Microsoft has different base pay ranges for different work locations within the United States, which allows us to pay employees competitively and consistently in different geographic markets. The range reflects the potential base pay across the U.S. for a role (except as noted); the applicable base pay range will depend on what ultimately is determined to be the candidate’s primary work location. Individual base pay depends on various factors, in addition to primary work location, such as complexity and responsibility of role, job duties/requirements, and relevant experience and skills. Base pay ranges are reviewed and typically updated each year. Offers are made within the base pay range applicable at the time.
At Microsoft certain roles are eligible for additional rewards, including merit increases, annual bonus, and stock. These awards are allocated based on individual performance. In addition, certain roles also have the opportunity to earn sales incentives based on revenue or utilization, depending on the terms of the plan and the employee’s role. Benefits/perks listed may vary depending on the nature of employment with Microsoft and the country work location. U.S.-based employees have access to medical, dental, and vision insurance, a 401(k) plan and company match, short-term and long-term disability coverage, basic life insurance, and wellbeing benefits, among others. U.S.-based employees also receive, per calendar year, up to 10 scheduled paid holidays, and up to 80 hours Holistic Health Time Off. Additionally, hourly/non-exempt employees accrue up to 120 hours paid vacation time, and salaried/exempt employees have Discretionary Time Off (DTO).
We are committed to the principle of pay equity – paying employees equitably for substantially similar work. To learn more about pay equity and our other commitments to increase representation and strengthen our culture of inclusion, check out our annual Diversity and Inclusion Report.

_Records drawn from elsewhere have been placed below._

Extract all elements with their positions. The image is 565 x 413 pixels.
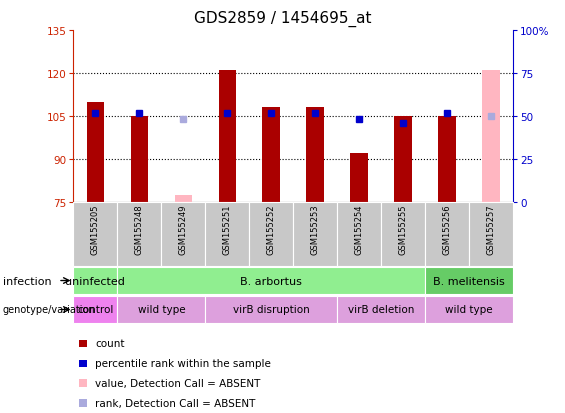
Text: value, Detection Call = ABSENT: value, Detection Call = ABSENT <box>95 378 260 388</box>
Text: GSM155205: GSM155205 <box>91 204 100 255</box>
Bar <box>263 108 280 202</box>
Bar <box>205 296 337 324</box>
Bar <box>425 296 513 324</box>
Text: B. arbortus: B. arbortus <box>240 276 302 286</box>
Bar <box>394 116 412 202</box>
Bar <box>425 202 469 266</box>
Bar <box>86 102 104 202</box>
Bar <box>337 202 381 266</box>
Bar <box>131 116 148 202</box>
Bar <box>483 71 500 202</box>
Text: GSM155254: GSM155254 <box>355 204 364 255</box>
Text: GSM155257: GSM155257 <box>486 204 496 255</box>
Bar <box>175 195 192 202</box>
Bar <box>350 154 368 202</box>
Text: wild type: wild type <box>137 305 185 315</box>
Bar <box>249 202 293 266</box>
Bar <box>337 296 425 324</box>
Bar <box>162 202 205 266</box>
Bar <box>73 296 118 324</box>
Text: uninfected: uninfected <box>66 276 125 286</box>
Bar <box>118 296 205 324</box>
Bar <box>205 202 249 266</box>
Text: infection: infection <box>3 276 51 286</box>
Text: control: control <box>77 305 114 315</box>
Text: GSM155255: GSM155255 <box>399 204 407 255</box>
Bar <box>118 202 162 266</box>
Text: virB disruption: virB disruption <box>233 305 310 315</box>
Text: GSM155248: GSM155248 <box>135 204 144 255</box>
Bar <box>425 267 513 295</box>
Text: GSM155249: GSM155249 <box>179 204 188 255</box>
Bar <box>438 116 456 202</box>
Text: GSM155251: GSM155251 <box>223 204 232 255</box>
Text: B. melitensis: B. melitensis <box>433 276 505 286</box>
Bar <box>306 108 324 202</box>
Bar <box>73 202 118 266</box>
Bar <box>219 71 236 202</box>
Text: GSM155256: GSM155256 <box>442 204 451 255</box>
Bar <box>118 267 425 295</box>
Text: virB deletion: virB deletion <box>348 305 414 315</box>
Text: genotype/variation: genotype/variation <box>3 305 95 315</box>
Bar <box>381 202 425 266</box>
Bar <box>293 202 337 266</box>
Text: GSM155253: GSM155253 <box>311 204 320 255</box>
Text: percentile rank within the sample: percentile rank within the sample <box>95 358 271 368</box>
Text: GDS2859 / 1454695_at: GDS2859 / 1454695_at <box>194 10 371 26</box>
Text: count: count <box>95 339 124 349</box>
Text: wild type: wild type <box>445 305 493 315</box>
Text: GSM155252: GSM155252 <box>267 204 276 255</box>
Bar <box>469 202 513 266</box>
Text: rank, Detection Call = ABSENT: rank, Detection Call = ABSENT <box>95 398 255 408</box>
Bar <box>73 267 118 295</box>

The way we define roles includes two things: discipline (the type of work) and career stage (scope and complexity). The career stage has two parts – the first identifies whether the role is a manager (M), an individual contributor (IC), an admin-technician-retail (ATR) job, or an intern. The second part identifies the relative seniority of the role – a higher number (or later letter alphabetically in the case of ATR) indicates greater scope and complexity.